Melihat kemarahan masyarakat atas isu korupsi yang menyeret Menkes Afrika Selatan ini, beberapa pihak mengaku tidak terkejut karena praktik korupsi sudah bukan lagi hal baru bagi negara tersebut. Korupsi di Afrika Selatan ini telah mengakar sejak sebelum masa apartheid dan terus-menerus berulang hingga saat ini. Andrea Prisca Kurnadi, seorang dosen dari program studi Hubungan Internasional Universitas Katolik Parahyangan yang berfokus mengkaji Afrika, mengatakan dalam sebuah sesi wawancara khusus bahwa korupsi yang mendominasi Afrika telah dimulai sejak penjajah menguasai organisasi, sumber daya, serta kekuasaan pemerintah di Afrika. Kala itu, semua uang publik bergerak untuk memenuhi kekuasaan serta kepentingan pribadi para elit. Pemikiran dan praktik ini kemudian terus berlanjut dan menjadi suatu kebiasaan yang mengakar di masyarakat. Bahkan setelah mendapat kemerdekaan, masyarakat Afrika yang terbiasa dengan sistem yang timpang tersebut terus mempertahankan sistem yang telah ada.
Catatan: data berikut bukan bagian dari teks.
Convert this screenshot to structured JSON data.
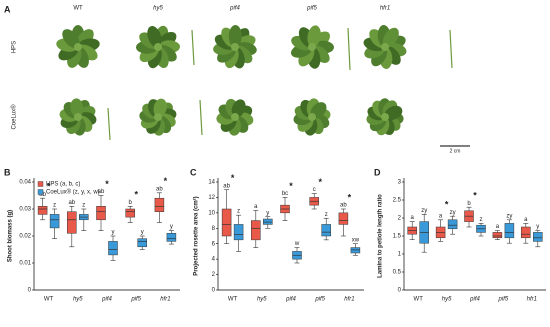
{
  "panel_a": {
    "label": "A",
    "genotypes": [
      "WT",
      "hy5",
      "pif4",
      "pif5",
      "hfr1"
    ],
    "conditions": [
      "HPS",
      "CoeLux®"
    ],
    "scale_bar": "2 cm"
  },
  "chart_data": [
    {
      "type": "box",
      "panel": "B",
      "ylabel": "Shoot biomass (g)",
      "categories": [
        "WT",
        "hy5",
        "pif4",
        "pif5",
        "hfr1"
      ],
      "ylim": [
        0,
        0.04
      ],
      "yticks": [
        0,
        0.01,
        0.02,
        0.03,
        0.04
      ],
      "legend": "upper left",
      "series": [
        {
          "name": "HPS (a, b, c)",
          "color": "#e8594a",
          "boxes": [
            [
              0.026,
              0.028,
              0.03,
              0.031,
              0.034
            ],
            [
              0.016,
              0.021,
              0.026,
              0.029,
              0.031
            ],
            [
              0.022,
              0.026,
              0.029,
              0.031,
              0.035
            ],
            [
              0.025,
              0.027,
              0.029,
              0.03,
              0.031
            ],
            [
              0.025,
              0.029,
              0.031,
              0.034,
              0.036
            ]
          ],
          "letters": [
            "ab",
            "ab",
            "ab",
            "b",
            "ab"
          ]
        },
        {
          "name": "CoeLux® (z, y, x, w)",
          "color": "#3a9ad9",
          "boxes": [
            [
              0.019,
              0.023,
              0.026,
              0.028,
              0.03
            ],
            [
              0.022,
              0.026,
              0.027,
              0.028,
              0.03
            ],
            [
              0.011,
              0.013,
              0.015,
              0.018,
              0.02
            ],
            [
              0.015,
              0.016,
              0.018,
              0.019,
              0.02
            ],
            [
              0.017,
              0.018,
              0.019,
              0.021,
              0.022
            ]
          ],
          "letters": [
            "z",
            "z",
            "y",
            "y",
            "y"
          ]
        }
      ],
      "sig_labels": [
        "*",
        null,
        "*",
        "*",
        "*"
      ]
    },
    {
      "type": "box",
      "panel": "C",
      "ylabel": "Projected rosette area (cm²)",
      "categories": [
        "WT",
        "hy5",
        "pif4",
        "pif5",
        "hfr1"
      ],
      "ylim": [
        0,
        14
      ],
      "yticks": [
        0,
        2,
        4,
        6,
        8,
        10,
        12,
        14
      ],
      "series": [
        {
          "color": "#e8594a",
          "boxes": [
            [
              6,
              7,
              8.5,
              10.5,
              13
            ],
            [
              5.5,
              6.5,
              8,
              9,
              10.3
            ],
            [
              9,
              10,
              10.5,
              11,
              12
            ],
            [
              10.5,
              11,
              11.5,
              12,
              12.5
            ],
            [
              7,
              8.5,
              9,
              10,
              10.5
            ]
          ],
          "letters": [
            "ab",
            "a",
            "bc",
            "c",
            "ab"
          ]
        },
        {
          "color": "#3a9ad9",
          "boxes": [
            [
              5,
              6.5,
              7.2,
              8.5,
              9.7
            ],
            [
              8,
              8.5,
              8.8,
              9.2,
              9.5
            ],
            [
              3.5,
              4,
              4.5,
              5,
              5.5
            ],
            [
              6.5,
              7,
              7.5,
              8.5,
              9.3
            ],
            [
              4.5,
              4.8,
              5.2,
              5.5,
              6
            ]
          ],
          "letters": [
            "z",
            "y",
            "w",
            "z",
            "xw"
          ]
        }
      ],
      "sig_labels": [
        "*",
        null,
        "*",
        "*",
        "*"
      ]
    },
    {
      "type": "box",
      "panel": "D",
      "ylabel": "Lamina to petiole length ratio",
      "categories": [
        "WT",
        "hy5",
        "pif4",
        "pif5",
        "hfr1"
      ],
      "ylim": [
        0,
        3
      ],
      "yticks": [
        0,
        0.5,
        1,
        1.5,
        2,
        2.5,
        3
      ],
      "series": [
        {
          "color": "#e8594a",
          "boxes": [
            [
              1.4,
              1.55,
              1.65,
              1.75,
              1.9
            ],
            [
              1.35,
              1.45,
              1.6,
              1.75,
              1.95
            ],
            [
              1.75,
              1.9,
              2.05,
              2.2,
              2.3
            ],
            [
              1.4,
              1.45,
              1.5,
              1.6,
              1.65
            ],
            [
              1.3,
              1.45,
              1.55,
              1.75,
              1.85
            ]
          ],
          "letters": [
            "a",
            "a",
            "b",
            "a",
            "a"
          ]
        },
        {
          "color": "#3a9ad9",
          "boxes": [
            [
              1.05,
              1.3,
              1.6,
              1.9,
              2.1
            ],
            [
              1.55,
              1.7,
              1.8,
              1.95,
              2.05
            ],
            [
              1.5,
              1.6,
              1.7,
              1.8,
              1.85
            ],
            [
              1.3,
              1.45,
              1.6,
              1.85,
              1.95
            ],
            [
              1.2,
              1.35,
              1.45,
              1.6,
              1.65
            ]
          ],
          "letters": [
            "zy",
            "zy",
            "z",
            "zy",
            "y"
          ]
        }
      ],
      "sig_labels": [
        null,
        "*",
        "*",
        null,
        null
      ]
    }
  ]
}
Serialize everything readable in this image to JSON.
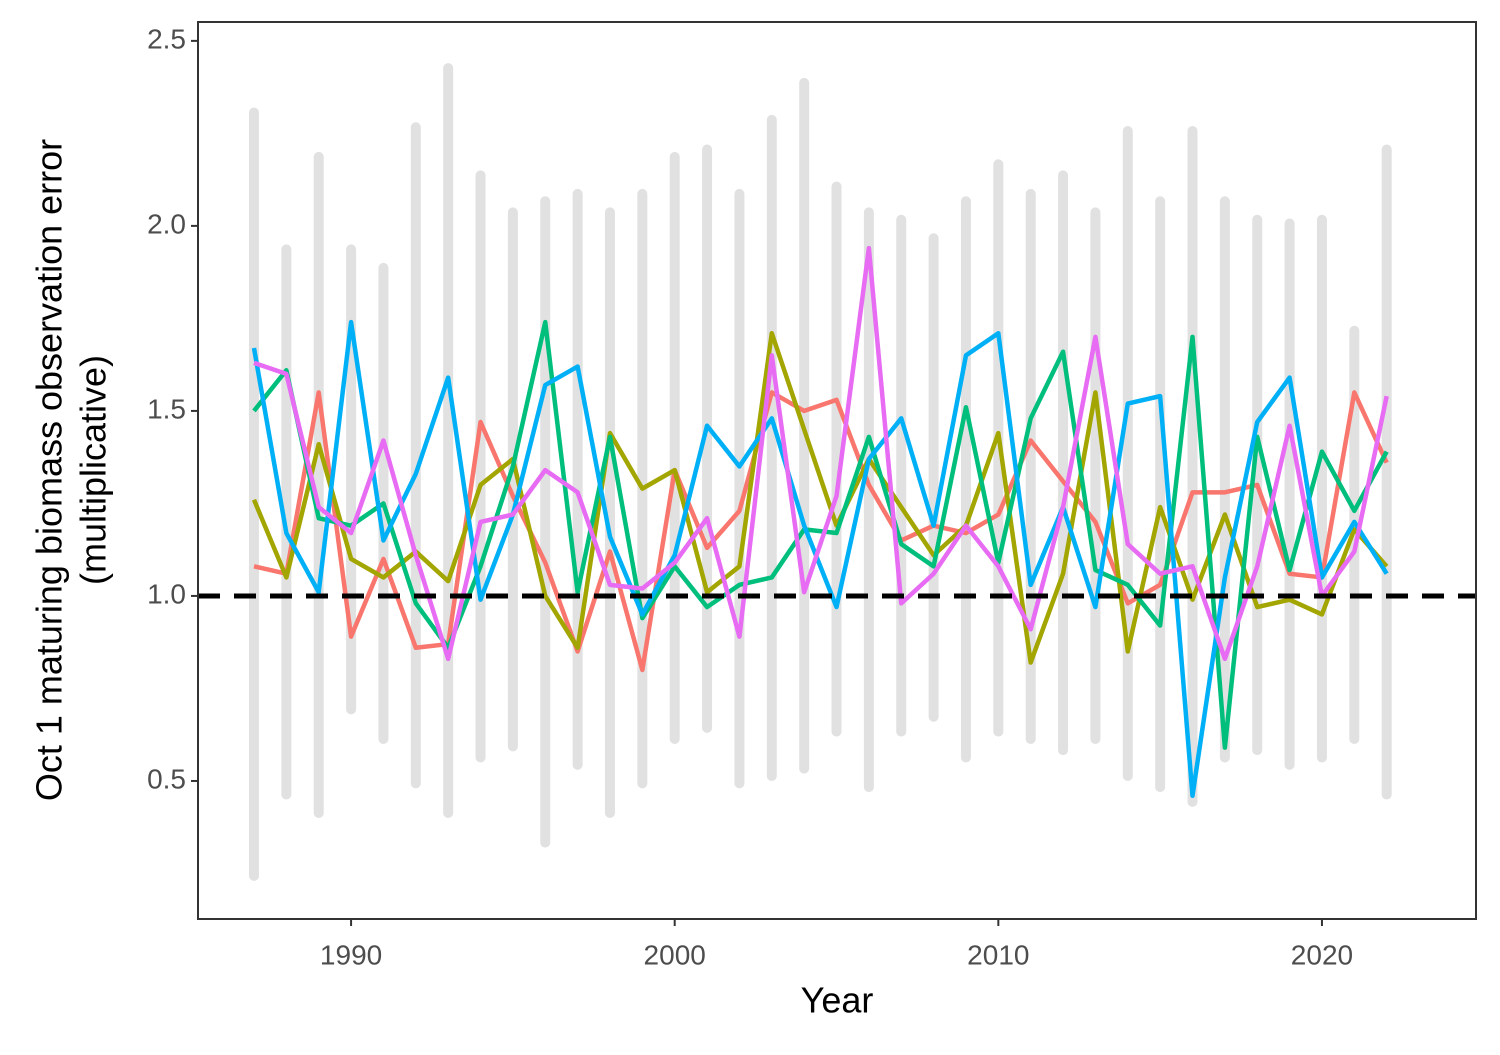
{
  "chart_data": {
    "type": "line",
    "xlabel": "Year",
    "ylabel": [
      "Oct 1 maturing biomass observation error",
      "(multiplicative)"
    ],
    "x": [
      1987,
      1988,
      1989,
      1990,
      1991,
      1992,
      1993,
      1994,
      1995,
      1996,
      1997,
      1998,
      1999,
      2000,
      2001,
      2002,
      2003,
      2004,
      2005,
      2006,
      2007,
      2008,
      2009,
      2010,
      2011,
      2012,
      2013,
      2014,
      2015,
      2016,
      2017,
      2018,
      2019,
      2020,
      2021,
      2022
    ],
    "xlim": [
      1985.27,
      2024.76
    ],
    "xticks": [
      1990,
      2000,
      2010,
      2020
    ],
    "ylim": [
      0.127,
      2.551
    ],
    "yticks": [
      0.5,
      {
        "value": 1,
        "label": "1.0"
      },
      1.5,
      {
        "value": 2,
        "label": "2.0"
      },
      2.5
    ],
    "hline": 1,
    "background": {
      "color": "#bdbdbd",
      "low": [
        0.23,
        0.45,
        0.4,
        0.68,
        0.6,
        0.48,
        0.4,
        0.55,
        0.58,
        0.32,
        0.53,
        0.4,
        0.48,
        0.6,
        0.63,
        0.48,
        0.5,
        0.52,
        0.62,
        0.47,
        0.62,
        0.66,
        0.55,
        0.62,
        0.6,
        0.57,
        0.6,
        0.5,
        0.47,
        0.43,
        0.55,
        0.57,
        0.53,
        0.55,
        0.6,
        0.45
      ],
      "high": [
        2.32,
        1.95,
        2.2,
        1.95,
        1.9,
        2.28,
        2.44,
        2.15,
        2.05,
        2.08,
        2.1,
        2.05,
        2.1,
        2.2,
        2.22,
        2.1,
        2.3,
        2.4,
        2.12,
        2.05,
        2.03,
        1.98,
        2.08,
        2.18,
        2.1,
        2.15,
        2.05,
        2.27,
        2.08,
        2.27,
        2.08,
        2.03,
        2.02,
        2.03,
        1.73,
        2.22
      ]
    },
    "series": [
      {
        "color": "#F8766D",
        "values": [
          1.08,
          1.06,
          1.55,
          0.89,
          1.1,
          0.86,
          0.87,
          1.47,
          1.27,
          1.09,
          0.85,
          1.12,
          0.8,
          1.34,
          1.13,
          1.23,
          1.55,
          1.5,
          1.53,
          1.3,
          1.15,
          1.19,
          1.17,
          1.22,
          1.42,
          1.31,
          1.2,
          0.98,
          1.03,
          1.28,
          1.28,
          1.3,
          1.06,
          1.05,
          1.55,
          1.36
        ]
      },
      {
        "color": "#A3A500",
        "values": [
          1.26,
          1.05,
          1.41,
          1.1,
          1.05,
          1.12,
          1.04,
          1.3,
          1.37,
          1.0,
          0.86,
          1.44,
          1.29,
          1.34,
          1.01,
          1.08,
          1.71,
          1.45,
          1.19,
          1.37,
          1.24,
          1.11,
          1.19,
          1.44,
          0.82,
          1.06,
          1.55,
          0.85,
          1.24,
          0.99,
          1.22,
          0.97,
          0.99,
          0.95,
          1.18,
          1.08
        ]
      },
      {
        "color": "#00BF7D",
        "values": [
          1.5,
          1.61,
          1.21,
          1.19,
          1.25,
          0.98,
          0.86,
          1.08,
          1.35,
          1.74,
          1.01,
          1.43,
          0.94,
          1.08,
          0.97,
          1.03,
          1.05,
          1.18,
          1.17,
          1.43,
          1.14,
          1.08,
          1.51,
          1.09,
          1.48,
          1.66,
          1.07,
          1.03,
          0.92,
          1.7,
          0.59,
          1.43,
          1.07,
          1.39,
          1.23,
          1.39
        ]
      },
      {
        "color": "#00B0F6",
        "values": [
          1.67,
          1.17,
          1.01,
          1.74,
          1.15,
          1.33,
          1.59,
          0.99,
          1.22,
          1.57,
          1.62,
          1.16,
          0.95,
          1.11,
          1.46,
          1.35,
          1.48,
          1.19,
          0.97,
          1.37,
          1.48,
          1.19,
          1.65,
          1.71,
          1.03,
          1.24,
          0.97,
          1.52,
          1.54,
          0.46,
          1.05,
          1.47,
          1.59,
          1.05,
          1.2,
          1.06
        ]
      },
      {
        "color": "#E76BF3",
        "values": [
          1.63,
          1.6,
          1.24,
          1.17,
          1.42,
          1.11,
          0.83,
          1.2,
          1.22,
          1.34,
          1.28,
          1.03,
          1.02,
          1.09,
          1.21,
          0.89,
          1.65,
          1.01,
          1.27,
          1.94,
          0.98,
          1.06,
          1.19,
          1.08,
          0.91,
          1.24,
          1.7,
          1.14,
          1.06,
          1.08,
          0.83,
          1.08,
          1.46,
          1.0,
          1.12,
          1.54
        ]
      }
    ]
  }
}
Mengakarnya praktik korupsi di Afrika Selatan ini dapat dilihat juga dari salah satu kasus korupsi beberapa waktu silam, yang melibatkan mantan presiden Afrika Selatan, Jacob Zuma. Meski mengaku tidak bersalah, Zuma diharuskan mengikuti persidangan atas tuduhan tersebut baru-baru ini. Dilansir dari DW, Zuma yang menjabat sebagai presiden dari tahun 2009 hingga 2018 didakwa atas tuduhan korupsi, penipuan, pemerasan, serta pencucian uang yang terjadi di tahun 1999. Kala itu, Zuma dituduh telah menerima hampir 300,000 dolar AS sebagai uang suap dari salah satu perusahaan Perancis, Thales, untuk melindunginya dari penyelidikan.
Melihat pola kasus praktik korupsi yang marak dilakukan oleh para elit pemerintahan Afrika Selatan, Andrea Prisca sempat mengatakan bahwa akan sulit bagi Afrika untuk keluar dari sistem yang telah mengakar tersebut. “Karena sistem pemerintahan sudah biasa berjalan dengan adanya korupsi, saat korupsi mati (berhenti), maka sistem pemerintahan pun akan mati. Hal ini dikarenakan masyarakat terbiasa harus menerima sesuatu terlebih dahulu agar civil services bekerja,” jelas Prisca dalam wawancara langsung bersama jurnalis WH pada Rabu (16/06). Berangkat dari hal ini serta banyaknya bukti kasus korupsi besar yang terus mengguncang negara tersebut, melepaskan diri dari praktik korupsi akan menjadi tugas yang sangat berat bagi Afrika Selatan.